In this study, we investigated the optoelectronic properties of cubic (Pm3m) and orthorhombic (Pnma) CsPbX₃ (X = I, Br, and Cl). We utilized the full potential linear augmented plane wave method, which is implemented in the WIEN2k code, to facilitate the investigation. Different exchange potentials were used to analyze the optoelectronic behavior using the available density functional theory methods. Our findings revealed that CsPbX₃ perovskites display direct band gaps at the R and Г points for cubic (Pm3m) and orthorhombic (Pnma) structures, respectively. Among the exchange potentials, the mBJ-GGA method provided the most accurate results. These outcomes concurred with the experimental results. In both Pm3m and Pnma structures, interesting changes were observed when iodide (I) was replaced with bromine (Br) and then chlorine (Cl). The direct band gap at the R and Г points shifted to higher energy levels. Similarly, when I was replaced with Br and Cl, there was a noticeable decrease in the absorption coefficient, dielectric constants, refractive index, and reflectivity, in addition to a band gap shift to higher energy levels.

1. Introduction

Organic–inorganic perovskites have become a focal point in research related to photovoltaics, light-emitting diodes, lasers, and photodetectors [1,2,3,4,5,6,7,8,9,10,11,12,13,14,15,16,17,18,19,20]. The chemical formula for an inorganic halide perovskite is ABX₃, where A represents an inorganic monovalent cation (such as Cs), B signifies an inorganic divalent cation (Pb or Sn), and X denotes a halogen anion (I, Br, or Cl) [21]. Numerous researchers have utilized various density functional theory (DFT) methods to understand the optoelectronic properties of organic–inorganic perovskites [22,23,24,25,26,27,28,29,30,31,32,33,34,35,36,37,38,39,40,41,42,43]. Local density approximation (LDA) and Perdew–Burke–Ernzerhof generalized gradient approximation (PBE-GGA) are the most commonly used methods. These models are preferred because of their low computational cost [37,38,44,45]. However, they struggle to calculate the energy band gap (E_g) and lattice parameters of the studied perovskite owing to the self-interaction error and the lack of a derivative discontinuity for comparing the Kohn–Sham (KS) band gap with the experimental band gap. The Engel–Vosko (EV-GGA) functional, on the other hand, is designed to reproduce the exchange correlation potential rather than the total energy and is useful for calculating band gaps and optical properties while overestimating lattice parameters [35,36,37,38,39,40,41]. An alternative method, the (screen) hybrid functional, offers superior accuracy in terms of E_g but at a higher computational cost [46,47].

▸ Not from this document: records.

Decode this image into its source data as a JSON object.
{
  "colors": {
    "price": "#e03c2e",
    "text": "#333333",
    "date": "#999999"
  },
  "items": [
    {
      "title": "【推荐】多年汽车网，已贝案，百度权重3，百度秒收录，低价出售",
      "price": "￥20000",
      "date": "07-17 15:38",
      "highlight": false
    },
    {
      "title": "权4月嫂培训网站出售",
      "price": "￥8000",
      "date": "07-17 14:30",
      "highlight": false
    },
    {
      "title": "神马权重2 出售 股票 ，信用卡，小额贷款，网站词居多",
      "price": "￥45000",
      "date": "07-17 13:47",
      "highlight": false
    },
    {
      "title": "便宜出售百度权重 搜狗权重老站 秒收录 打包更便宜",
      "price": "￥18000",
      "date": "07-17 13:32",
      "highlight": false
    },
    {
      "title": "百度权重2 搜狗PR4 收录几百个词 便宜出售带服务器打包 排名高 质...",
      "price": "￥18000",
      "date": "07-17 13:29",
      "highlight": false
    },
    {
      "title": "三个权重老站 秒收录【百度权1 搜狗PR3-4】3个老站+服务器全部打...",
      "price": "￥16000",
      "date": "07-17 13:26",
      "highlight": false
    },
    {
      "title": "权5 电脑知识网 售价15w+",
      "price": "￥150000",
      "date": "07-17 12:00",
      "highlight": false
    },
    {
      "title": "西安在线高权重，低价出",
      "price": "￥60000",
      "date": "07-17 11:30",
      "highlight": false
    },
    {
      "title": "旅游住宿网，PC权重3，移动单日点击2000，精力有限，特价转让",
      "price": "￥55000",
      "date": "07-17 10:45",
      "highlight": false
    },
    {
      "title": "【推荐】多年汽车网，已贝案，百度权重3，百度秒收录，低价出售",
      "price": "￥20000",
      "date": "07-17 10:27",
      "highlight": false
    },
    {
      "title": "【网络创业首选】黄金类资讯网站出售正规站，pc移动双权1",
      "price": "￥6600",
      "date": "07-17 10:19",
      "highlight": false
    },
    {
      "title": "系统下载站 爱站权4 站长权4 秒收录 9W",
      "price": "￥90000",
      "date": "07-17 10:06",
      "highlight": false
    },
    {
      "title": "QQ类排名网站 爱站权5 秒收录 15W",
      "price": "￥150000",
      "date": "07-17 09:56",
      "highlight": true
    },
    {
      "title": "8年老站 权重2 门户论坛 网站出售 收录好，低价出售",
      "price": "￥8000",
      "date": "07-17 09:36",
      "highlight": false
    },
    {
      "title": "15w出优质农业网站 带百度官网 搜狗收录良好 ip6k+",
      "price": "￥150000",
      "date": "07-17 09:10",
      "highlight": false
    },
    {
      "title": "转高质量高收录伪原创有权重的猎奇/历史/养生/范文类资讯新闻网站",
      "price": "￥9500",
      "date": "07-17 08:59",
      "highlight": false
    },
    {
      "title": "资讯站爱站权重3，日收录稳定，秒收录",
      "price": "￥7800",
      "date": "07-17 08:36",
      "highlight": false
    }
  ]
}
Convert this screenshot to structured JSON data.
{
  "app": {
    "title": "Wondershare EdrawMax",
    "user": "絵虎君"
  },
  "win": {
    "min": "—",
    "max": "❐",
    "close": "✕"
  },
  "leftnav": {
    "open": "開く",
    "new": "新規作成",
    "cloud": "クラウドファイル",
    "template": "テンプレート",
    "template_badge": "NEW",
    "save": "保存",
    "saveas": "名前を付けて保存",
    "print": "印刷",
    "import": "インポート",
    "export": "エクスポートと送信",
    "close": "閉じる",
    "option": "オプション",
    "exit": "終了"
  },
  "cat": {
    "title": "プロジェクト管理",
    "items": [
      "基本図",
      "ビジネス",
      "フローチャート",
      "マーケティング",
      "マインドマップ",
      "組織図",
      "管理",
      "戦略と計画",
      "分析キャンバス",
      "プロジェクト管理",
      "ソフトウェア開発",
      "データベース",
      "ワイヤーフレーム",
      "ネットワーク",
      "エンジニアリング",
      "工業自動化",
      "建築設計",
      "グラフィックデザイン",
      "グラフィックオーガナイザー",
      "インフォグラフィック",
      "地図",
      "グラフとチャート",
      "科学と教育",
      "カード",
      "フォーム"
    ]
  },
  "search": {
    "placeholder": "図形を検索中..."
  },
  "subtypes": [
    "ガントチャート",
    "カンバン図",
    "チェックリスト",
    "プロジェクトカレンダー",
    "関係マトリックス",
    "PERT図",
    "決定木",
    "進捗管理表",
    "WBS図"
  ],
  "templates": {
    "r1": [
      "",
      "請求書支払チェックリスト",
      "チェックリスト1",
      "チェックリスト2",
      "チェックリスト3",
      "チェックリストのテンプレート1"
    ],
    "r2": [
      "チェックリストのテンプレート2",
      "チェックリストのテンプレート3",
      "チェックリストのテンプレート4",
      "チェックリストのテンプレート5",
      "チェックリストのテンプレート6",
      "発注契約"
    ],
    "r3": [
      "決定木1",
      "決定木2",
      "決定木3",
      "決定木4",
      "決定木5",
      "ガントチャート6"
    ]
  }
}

Previous research has demonstrated that the modified Becke–Johnson GGA (mBJ-GGA) yields accurate E_g values for a wide range of materials, such as wide-band-gap insulators, semiconductors, and 3d transition-metal oxides. This is due to its additional dependence on kinetic energy density [25,42,43,48,49,50,51,52,53,54,55]. The mBJ-GGA method has been applied to study the optoelectronic properties of cubic (Pm3m), tetragonal (P4mm), and orthorhombic Pnma CsPbBr₃ perovskite. The calculated E_g aligns well with the experimental values. Moreover, the modified Becke–Johnson generalized gradient approximation (mBJ-GGA) potential can be used to study the optoelectronic properties of Pm3m and Pnma CsPbX₃. The systematic DFT investigation of Pm3m and Pnma CsPbX₃ perovskites provides a deep understanding of their crystal structure–property relationships, as well as their potential applications in optoelectronics.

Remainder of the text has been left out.